# Business name



## jessica1304 (Jun 26, 2015)

Hiya!

I know you get these topics a lot, and I have been reading most of it but I'm stuck on something that I would like your opinion/feedback on.

The best way to go for a photography business name is using your own name, and I wouldn't mind going for my own name but my surname is very ... dutch and since I live in the UK I don't want to use my surname because most people can't pronounce it/write it.

My full name is Jessica van Leeuwen and I think Jessica is a bit too common to just use that. Any ideas/feedback apart from just Jessica or JVL?

Thanks!


----------



## tirediron (Jun 26, 2015)

"Wooden Shoes Photography"?

What sort of work do you do?


----------



## jessica1304 (Jun 26, 2015)

Haha woodenshoestulipsandwindmills photography!
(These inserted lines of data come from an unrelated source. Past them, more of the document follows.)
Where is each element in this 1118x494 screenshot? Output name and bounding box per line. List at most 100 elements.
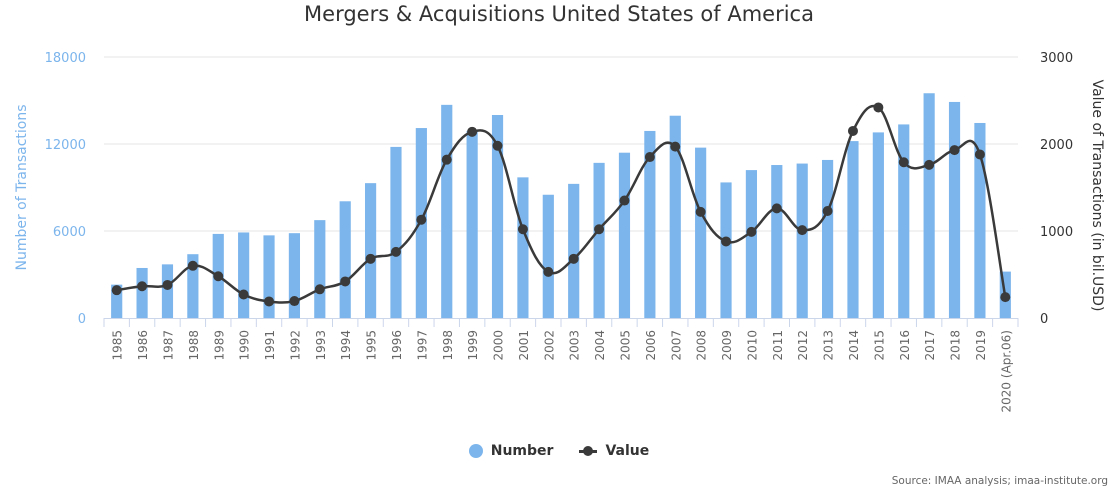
- bar-number: [618, 152, 631, 318]
- x-tick-label: 1986: [136, 330, 150, 361]
- value-line: [116, 104, 1007, 304]
- value-point: [340, 276, 351, 287]
- value-point: [898, 157, 909, 168]
- left-tick-label: 12000: [45, 138, 86, 153]
- x-tick-label: 1996: [390, 330, 404, 361]
- value-point: [568, 253, 579, 264]
- right-tick-label: 3000: [1040, 51, 1073, 66]
- bar-number: [821, 159, 834, 318]
- value-point: [137, 281, 148, 292]
- bar-number: [517, 177, 529, 318]
- bar-number: [593, 162, 605, 318]
- value-point: [365, 253, 376, 264]
- grid-lines: [104, 56, 1018, 232]
- value-point: [264, 296, 275, 307]
- x-tick-label: 2010: [745, 330, 759, 361]
- x-tick-label: 2018: [949, 330, 963, 361]
- legend-value-label: Value: [605, 443, 650, 459]
- bar-number: [441, 104, 453, 318]
- x-tick-label: 1990: [238, 330, 252, 361]
- x-tick-label: 2003: [568, 330, 582, 361]
- value-point: [924, 159, 935, 170]
- x-tick-label: 1992: [288, 330, 302, 361]
- source-credit-link[interactable]: Source: IMAA analysis; imaa-institute.or…: [891, 475, 1108, 487]
- value-point: [670, 141, 681, 152]
- x-tick-label: 2011: [771, 330, 785, 361]
- value-point: [213, 271, 224, 282]
- x-tick-label: 2012: [796, 330, 810, 361]
- bar-number: [720, 182, 732, 318]
- x-tick-label: 2017: [923, 330, 937, 361]
- x-tick-label: 2013: [822, 330, 836, 361]
- value-point: [974, 149, 985, 160]
- value-point: [644, 152, 655, 163]
- value-point: [594, 224, 605, 235]
- legend-item-value[interactable]: Value: [579, 443, 649, 459]
- x-tick-label: 2019: [974, 330, 988, 361]
- value-point: [314, 284, 325, 295]
- legend-item-number[interactable]: Number: [468, 443, 554, 459]
- bar-number: [923, 93, 935, 318]
- value-point: [289, 296, 300, 307]
- bar-number: [948, 101, 961, 318]
- bar-number: [542, 194, 554, 318]
- x-tick-label: 2020 (Apr.06): [999, 330, 1013, 412]
- bar-number: [796, 163, 808, 318]
- x-tick-label: 2001: [517, 330, 531, 361]
- bar-number: [898, 124, 910, 318]
- right-tick-label: 0: [1040, 312, 1048, 327]
- value-point: [416, 214, 427, 225]
- x-tick-label: 2009: [720, 330, 734, 361]
- bar-number: [847, 141, 859, 318]
- right-tick-label: 2000: [1040, 138, 1073, 153]
- x-tick-label: 2016: [898, 330, 912, 361]
- x-tick-label: 1998: [441, 330, 455, 361]
- value-point: [822, 205, 833, 216]
- bar-number: [771, 165, 783, 318]
- legend: Number Value: [0, 443, 1118, 459]
- bar-number: [288, 233, 301, 318]
- x-tick-label: 2015: [872, 330, 886, 361]
- value-point: [847, 125, 858, 136]
- x-tick-label: 2008: [695, 330, 709, 361]
- value-point: [721, 236, 732, 247]
- value-point: [238, 289, 249, 300]
- value-point: [187, 260, 198, 271]
- bar-number: [111, 284, 123, 318]
- value-point: [467, 126, 478, 137]
- value-point: [873, 102, 884, 113]
- legend-number-label: Number: [490, 443, 554, 459]
- line-series-value: [111, 102, 1011, 307]
- value-point: [771, 203, 782, 214]
- bar-number: [974, 122, 986, 318]
- x-tick-label: 1985: [111, 330, 125, 361]
- left-tick-label: 18000: [45, 51, 86, 66]
- bar-number: [390, 146, 402, 318]
- value-point: [746, 226, 757, 237]
- bar-number: [568, 183, 580, 318]
- bar-number: [314, 220, 326, 318]
- axis-labels: 0 6000 12000 18000 0 1000 2000 3000 Number of Tr…: [14, 51, 1105, 327]
- left-tick-label: 6000: [53, 225, 86, 240]
- value-point: [441, 154, 452, 165]
- left-tick-label: 0: [78, 312, 86, 327]
- bar-number: [161, 264, 174, 318]
- x-tick-label: 1987: [161, 330, 175, 361]
- value-point: [517, 224, 528, 235]
- value-point: [162, 279, 173, 290]
- x-tick-label: 2007: [669, 330, 683, 361]
- bar-series-number: [111, 93, 1011, 318]
- bar-number: [263, 235, 275, 318]
- bar-number: [364, 183, 377, 318]
- value-point: [543, 266, 554, 277]
- value-point: [949, 145, 960, 156]
- bar-number: [238, 232, 250, 318]
- bar-number: [695, 147, 707, 318]
- x-tick-label: 1988: [187, 330, 201, 361]
- left-axis-title: Number of Transactions: [14, 104, 30, 270]
- x-tick-label: 2005: [618, 330, 632, 361]
- legend-number-marker: [468, 444, 483, 458]
- chart-title: Mergers & Acquisitions United States of …: [304, 2, 814, 26]
- x-tick-label: 1995: [365, 330, 379, 361]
I do mostly newborns and would like to do weddings as well in the future.


----------



## W.Y.Photo (Jun 26, 2015)

JessVL Photography or JVL Photo?

I personally like Wack-a-Mole Images


----------



## SnappingShark (Jun 26, 2015)

Photography by Jess.

You could always incorporate a canadian domain name too - such as http://photographybyjessi.ca/

idk - just throwing a couple of things out.


----------



## jessica1304 (Jun 26, 2015)

Thanks everyone, I appreciate that you're thinking with me. Will definitely keep it all in mind. Will probably go for a UK domain since I want to try and gain more customers within the UK.


----------



## waday (Jun 26, 2015)

I kind of like JvL Photography. It has nice flow to it...


----------